Ijeamaka Anika is a Ph.D. student at Peter A. Allard School of Law, where she completed her LLM as a recipient of the Allard Scholar Graduate Fellowship. Ijeamaka comes to UBC from Nigeria, where she held a teaching position at the University of Nigeria Nsukka. Her research focuses on international and transnational criminal law.

Ijeamaka obtained her LLB (Hons) from Oxford Brookes University and an LLM in Public International Law from University College London. 

Her previous research and advocacy work focus on economic, social, and cultural rights, the medial and social impact of child marriages in Nigeria; human trafficking; and international humanitarian law in a domestic context.

In her Ph.D. studies, Ijeamaka will examine the influence of international criminal law jurisprudence on sexual and gender-based violence in domestic jurisdictions. Her research builds on public international law ideas, infused with feminist legal theory, governance, social rights, and cultural anthropology. Ijeamaka is a recipient of the UBC Four Year Fellowship (FYF). 

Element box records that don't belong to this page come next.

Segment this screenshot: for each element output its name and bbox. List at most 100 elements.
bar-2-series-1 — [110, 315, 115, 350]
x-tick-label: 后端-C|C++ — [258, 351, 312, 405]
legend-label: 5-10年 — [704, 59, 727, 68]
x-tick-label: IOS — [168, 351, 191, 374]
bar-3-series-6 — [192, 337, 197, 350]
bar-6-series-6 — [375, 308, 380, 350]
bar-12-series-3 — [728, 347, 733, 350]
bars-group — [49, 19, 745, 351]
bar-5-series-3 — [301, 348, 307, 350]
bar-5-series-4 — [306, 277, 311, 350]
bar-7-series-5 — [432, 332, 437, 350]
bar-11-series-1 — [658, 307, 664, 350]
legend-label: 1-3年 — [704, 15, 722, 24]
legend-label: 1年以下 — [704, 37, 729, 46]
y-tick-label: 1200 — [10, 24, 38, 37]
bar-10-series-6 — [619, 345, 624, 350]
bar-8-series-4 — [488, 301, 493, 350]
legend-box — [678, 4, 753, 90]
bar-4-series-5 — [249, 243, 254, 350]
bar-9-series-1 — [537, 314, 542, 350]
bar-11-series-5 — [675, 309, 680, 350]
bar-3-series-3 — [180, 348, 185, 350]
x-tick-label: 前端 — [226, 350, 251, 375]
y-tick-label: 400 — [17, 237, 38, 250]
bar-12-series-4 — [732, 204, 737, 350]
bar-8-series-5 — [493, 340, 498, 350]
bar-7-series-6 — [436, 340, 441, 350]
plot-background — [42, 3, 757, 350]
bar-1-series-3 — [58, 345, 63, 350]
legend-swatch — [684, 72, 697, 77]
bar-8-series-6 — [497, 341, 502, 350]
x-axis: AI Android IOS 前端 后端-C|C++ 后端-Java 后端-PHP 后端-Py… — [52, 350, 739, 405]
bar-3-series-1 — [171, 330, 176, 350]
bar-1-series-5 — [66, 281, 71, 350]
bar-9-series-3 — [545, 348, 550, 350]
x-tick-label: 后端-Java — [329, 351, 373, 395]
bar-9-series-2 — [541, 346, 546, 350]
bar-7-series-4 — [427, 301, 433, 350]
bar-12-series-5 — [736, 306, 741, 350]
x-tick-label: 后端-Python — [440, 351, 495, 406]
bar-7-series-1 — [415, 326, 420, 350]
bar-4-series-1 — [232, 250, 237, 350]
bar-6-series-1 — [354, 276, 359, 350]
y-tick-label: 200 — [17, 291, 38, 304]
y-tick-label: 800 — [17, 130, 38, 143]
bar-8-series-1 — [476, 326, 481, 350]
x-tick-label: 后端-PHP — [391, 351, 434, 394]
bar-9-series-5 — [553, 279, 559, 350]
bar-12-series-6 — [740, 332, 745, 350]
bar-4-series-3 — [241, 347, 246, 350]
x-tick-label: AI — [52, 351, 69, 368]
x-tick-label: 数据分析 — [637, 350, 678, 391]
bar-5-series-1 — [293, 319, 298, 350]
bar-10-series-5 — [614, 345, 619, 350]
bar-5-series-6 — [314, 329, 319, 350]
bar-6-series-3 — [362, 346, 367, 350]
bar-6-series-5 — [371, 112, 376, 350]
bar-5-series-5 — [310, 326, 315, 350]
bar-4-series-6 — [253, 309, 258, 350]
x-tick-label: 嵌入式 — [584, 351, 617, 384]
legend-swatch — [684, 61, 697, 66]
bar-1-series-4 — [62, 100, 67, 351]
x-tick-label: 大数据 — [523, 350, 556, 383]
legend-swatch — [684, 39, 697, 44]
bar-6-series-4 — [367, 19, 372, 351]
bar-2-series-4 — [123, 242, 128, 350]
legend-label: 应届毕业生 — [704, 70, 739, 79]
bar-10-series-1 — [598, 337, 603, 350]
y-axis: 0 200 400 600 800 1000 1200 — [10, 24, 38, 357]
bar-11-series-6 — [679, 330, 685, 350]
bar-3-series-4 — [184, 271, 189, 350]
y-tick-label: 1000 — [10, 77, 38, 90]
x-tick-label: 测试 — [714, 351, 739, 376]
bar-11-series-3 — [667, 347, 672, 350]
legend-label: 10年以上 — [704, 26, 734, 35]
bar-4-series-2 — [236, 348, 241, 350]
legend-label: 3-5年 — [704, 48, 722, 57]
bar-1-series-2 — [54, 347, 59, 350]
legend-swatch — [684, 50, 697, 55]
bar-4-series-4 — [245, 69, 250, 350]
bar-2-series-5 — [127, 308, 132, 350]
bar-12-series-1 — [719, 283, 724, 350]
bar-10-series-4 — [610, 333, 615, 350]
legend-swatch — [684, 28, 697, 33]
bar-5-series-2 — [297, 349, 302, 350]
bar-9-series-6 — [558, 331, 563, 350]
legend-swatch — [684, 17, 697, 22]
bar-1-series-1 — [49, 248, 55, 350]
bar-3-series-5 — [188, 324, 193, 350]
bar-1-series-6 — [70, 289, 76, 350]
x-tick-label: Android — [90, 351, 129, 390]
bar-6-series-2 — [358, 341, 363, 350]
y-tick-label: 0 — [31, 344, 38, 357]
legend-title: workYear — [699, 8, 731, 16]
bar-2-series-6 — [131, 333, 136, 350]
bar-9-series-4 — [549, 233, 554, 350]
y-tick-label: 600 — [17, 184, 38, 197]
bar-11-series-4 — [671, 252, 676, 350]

Maira Hassan is pursuing a PhD in Law at Peter A. Allard School of Law, University of British Columbia, where she also completed her LLM as a recipient of the Allard Scholar Graduate Fellowship. She obtained her LLB (Hons) from Queen Mary University of London and completed her undergraduate degree in Media, Information and Technoculture (MIT) and French literature from the University of Western Ontario. Her previous research work and publications include topics such as women in international policing, women in Canadian peacekeeping, and legal perspectives on extraterritorial policing.

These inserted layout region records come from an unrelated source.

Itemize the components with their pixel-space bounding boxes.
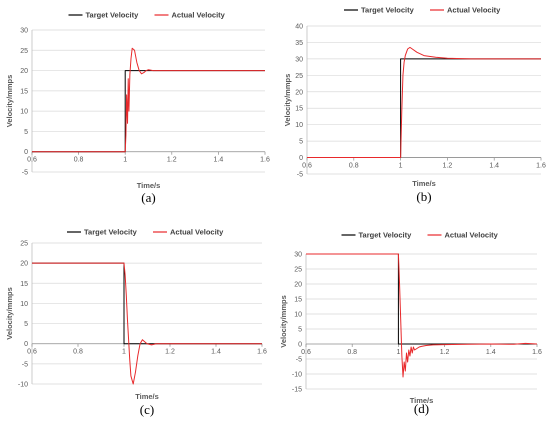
y-tick-label: 25 <box>295 73 303 80</box>
legend: Target Velocity Actual Velocity <box>68 11 226 20</box>
y-tick-label: 30 <box>295 56 303 63</box>
chart-panel-d: -15 -10 -5 0 5 10 15 20 25 30 0.6 0.8 1 1.2 1.4 1.6 Targ… <box>279 231 542 416</box>
y-tick-label: -5 <box>22 361 28 368</box>
legend-label-target: Target Velocity <box>84 228 138 237</box>
x-axis-title: Time/s <box>410 396 434 405</box>
x-tick-label: 0.8 <box>73 349 83 356</box>
y-tick-label: 0 <box>24 149 28 156</box>
panel-caption: (d) <box>414 401 429 416</box>
x-tick-label: 1.2 <box>440 349 450 356</box>
y-tick-label: -5 <box>22 170 28 177</box>
y-tick-label: 20 <box>20 261 28 268</box>
y-tick-label: 25 <box>20 241 28 248</box>
series-line-actual-velocity <box>32 47 265 153</box>
x-axis-title: Time/s <box>135 392 159 401</box>
y-tick-label: 5 <box>24 321 28 328</box>
y-tick-label: 20 <box>295 89 303 96</box>
y-tick-label: 40 <box>295 24 303 31</box>
chart-panel-c: -10 -5 0 5 10 15 20 25 0.6 0.8 1 1.2 1.4 1.6 Target Ve… <box>5 228 267 417</box>
y-axis-title: Velocity/mmps <box>5 287 14 340</box>
y-tick-label: 30 <box>20 28 28 35</box>
x-tick-label: 1.6 <box>257 349 267 356</box>
y-tick-label: 5 <box>24 129 28 136</box>
y-tick-label: 10 <box>20 109 28 116</box>
x-tick-label: 0.6 <box>301 349 311 356</box>
y-tick-label: 5 <box>298 327 302 334</box>
x-tick-label: 0.8 <box>349 163 359 170</box>
x-tick-label: 1.6 <box>532 349 542 356</box>
y-tick-label: 20 <box>20 68 28 75</box>
panel-caption: (a) <box>141 190 155 205</box>
y-tick-label: -5 <box>296 357 302 364</box>
y-tick-label: -5 <box>297 172 303 179</box>
legend: Target Velocity Actual Velocity <box>341 231 499 240</box>
panel-caption: (b) <box>416 189 431 204</box>
y-tick-label: 10 <box>295 122 303 129</box>
x-tick-label: 1.4 <box>214 157 224 164</box>
x-tick-label: 1 <box>396 349 400 356</box>
x-tick-label: 1 <box>122 349 126 356</box>
y-tick-label: 35 <box>295 40 303 47</box>
series-line-actual-velocity <box>307 46 541 159</box>
chart-panel-a: -5 0 5 10 15 20 25 30 0.6 0.8 1 1.2 1.4 1.6 Target Vel… <box>5 11 270 205</box>
x-tick-label: 0.6 <box>302 163 312 170</box>
legend-label-target: Target Velocity <box>361 6 415 15</box>
legend-label-actual: Actual Velocity <box>447 6 501 15</box>
legend-label-actual: Actual Velocity <box>170 228 224 237</box>
y-tick-label: 30 <box>294 252 302 259</box>
x-tick-label: 0.6 <box>27 157 37 164</box>
x-tick-label: 1.4 <box>489 163 499 170</box>
y-tick-label: 15 <box>20 88 28 95</box>
y-tick-label: -15 <box>292 387 302 394</box>
y-axis-title: Velocity/mmps <box>283 74 292 127</box>
x-tick-label: 1.6 <box>536 163 546 170</box>
x-tick-label: 0.6 <box>27 349 37 356</box>
y-tick-label: -10 <box>18 382 28 389</box>
y-tick-label: 10 <box>20 301 28 308</box>
legend-label-actual: Actual Velocity <box>445 231 499 240</box>
legend: Target Velocity Actual Velocity <box>344 6 501 15</box>
y-tick-label: 0 <box>24 341 28 348</box>
legend-label-actual: Actual Velocity <box>172 11 226 20</box>
x-tick-label: 1.4 <box>486 349 496 356</box>
y-tick-label: 25 <box>20 48 28 55</box>
x-tick-label: 1 <box>399 163 403 170</box>
x-axis-title: Time/s <box>412 179 436 188</box>
x-tick-label: 0.8 <box>74 157 84 164</box>
x-tick-label: 1.6 <box>260 157 270 164</box>
chart-panel-b: -5 0 5 10 15 20 25 30 35 40 0.6 0.8 1 1.2 1.4 1.6 Target… <box>283 6 546 204</box>
series-line-actual-velocity <box>306 253 538 378</box>
x-tick-label: 1 <box>123 157 127 164</box>
y-tick-label: 0 <box>298 342 302 349</box>
series-line-actual-velocity <box>32 262 262 385</box>
y-axis-title: Velocity/mmps <box>279 295 288 348</box>
x-tick-label: 1.2 <box>165 349 175 356</box>
y-axis-title: Velocity/mmps <box>5 75 14 128</box>
y-tick-label: 15 <box>20 281 28 288</box>
y-tick-label: -10 <box>292 372 302 379</box>
y-tick-label: 0 <box>299 155 303 162</box>
x-tick-label: 1.2 <box>443 163 453 170</box>
x-tick-label: 1.4 <box>211 349 221 356</box>
x-tick-label: 1.2 <box>167 157 177 164</box>
panel-caption: (c) <box>140 402 154 417</box>
legend-label-target: Target Velocity <box>86 11 140 20</box>
x-axis-title: Time/s <box>137 181 161 190</box>
y-tick-label: 15 <box>295 106 303 113</box>
y-tick-label: 5 <box>299 139 303 146</box>
x-tick-label: 0.8 <box>347 349 357 356</box>
y-tick-label: 25 <box>294 267 302 274</box>
y-tick-label: 10 <box>294 312 302 319</box>
y-tick-label: 20 <box>294 282 302 289</box>
y-tick-label: 15 <box>294 297 302 304</box>
legend-label-target: Target Velocity <box>359 231 413 240</box>
legend: Target Velocity Actual Velocity <box>67 228 224 237</box>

Currently, her research focus is on aspects of consent in sexual assault law and how it might impact marginalized and racialized women in Canada. She is a recipient of the Joseph-Armand Bombardier Canada Graduate Scholarships-Doctoral. For more on her research, please visit: https://www.grad.ubc.ca/campus-community/meet-our-students/hassan-maira 


Moira Aikenhead is a PhD Candidate at the Peter A. Allard School of Law, University of British Columbia, where she also completed her LLM. She obtained her JD from the University of Victoria, and subsequently practiced Labour and Employment law at a large regional firm in Downtown Vancouver. Her research is centred on the intersection of digital technologies and gender violence in Canadian criminal law. She has published on topics including the non-consensual distribution of intimate images, voyeurism, and privacy expectations in relation to sexual violence.  

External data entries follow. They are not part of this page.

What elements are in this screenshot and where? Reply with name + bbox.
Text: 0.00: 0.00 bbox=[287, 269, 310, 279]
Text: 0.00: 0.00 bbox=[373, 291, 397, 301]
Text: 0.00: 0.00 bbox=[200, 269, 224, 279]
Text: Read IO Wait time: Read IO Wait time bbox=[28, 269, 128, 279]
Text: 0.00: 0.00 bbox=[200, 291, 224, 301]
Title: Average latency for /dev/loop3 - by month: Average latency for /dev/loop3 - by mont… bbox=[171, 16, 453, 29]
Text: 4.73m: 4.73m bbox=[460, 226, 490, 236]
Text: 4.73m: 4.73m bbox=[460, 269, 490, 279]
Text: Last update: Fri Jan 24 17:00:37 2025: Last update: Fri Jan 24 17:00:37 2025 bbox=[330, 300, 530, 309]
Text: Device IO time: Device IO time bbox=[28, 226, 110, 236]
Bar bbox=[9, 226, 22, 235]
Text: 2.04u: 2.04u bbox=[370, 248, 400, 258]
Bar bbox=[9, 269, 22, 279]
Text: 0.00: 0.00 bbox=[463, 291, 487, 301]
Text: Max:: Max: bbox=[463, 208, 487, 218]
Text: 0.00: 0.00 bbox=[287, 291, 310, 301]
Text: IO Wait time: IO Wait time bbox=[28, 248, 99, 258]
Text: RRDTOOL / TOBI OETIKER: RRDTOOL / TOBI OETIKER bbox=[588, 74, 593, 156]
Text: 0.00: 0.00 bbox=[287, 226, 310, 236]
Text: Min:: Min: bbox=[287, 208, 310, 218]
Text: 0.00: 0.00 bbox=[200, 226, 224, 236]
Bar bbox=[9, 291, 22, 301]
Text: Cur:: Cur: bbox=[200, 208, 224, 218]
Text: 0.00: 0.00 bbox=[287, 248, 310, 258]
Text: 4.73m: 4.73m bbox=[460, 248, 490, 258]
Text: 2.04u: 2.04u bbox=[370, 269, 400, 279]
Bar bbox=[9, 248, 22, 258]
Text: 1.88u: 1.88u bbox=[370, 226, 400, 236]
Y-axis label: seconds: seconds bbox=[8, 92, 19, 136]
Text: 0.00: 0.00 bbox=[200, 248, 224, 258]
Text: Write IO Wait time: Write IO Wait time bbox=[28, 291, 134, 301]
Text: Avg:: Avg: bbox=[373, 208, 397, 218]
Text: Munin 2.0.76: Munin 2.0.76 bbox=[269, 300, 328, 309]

Her doctoral research explores the Canadian criminal justice system’s response to technology-facilitated intimate partner violence. She is a current recipient of the Joseph-Armand Bombardier Canada Graduate Scholarship - Doctoral. For more on her research, please visit: https://www.grad.ubc.ca/campus-community/meet-our-students/aikenhead-moira 


Oludolapo Makinde is a doctoral student at the Peter A. Allard School of Law at the University of British Columbia (UBC), conducting research at the intersection of corporate governance, artificial intelligence and anti-corruption law. She also obtained her LLM degree from UBC and her LLB (Hons) from the University of Lagos, Nigeria. Prior to pursuing graduate studies, she functioned as a Legal Associate at a leading law firm in Nigeria, providing corporate governance advisory services to the firm’s clients.

Oludolapo’s doctoral research is supported by the Allard Scholar Graduate Fellowship and the UBC Affiliated Fellowship Doctoral Award.

In addition to her doctoral research, Oludolapo actively engages with the Vancouver community on issues relating to anti-Black racism. In particular, as a 2019 UBC Healthy City Scholar under the auspices of the Sustainability Scholars’ Program, she investigated and identified key actions needed to address anti-Black racism in Vancouver. Her report which details her findings and recommendations drawn from literature and stakeholders, has contributed to ongoing municipal action on the subject.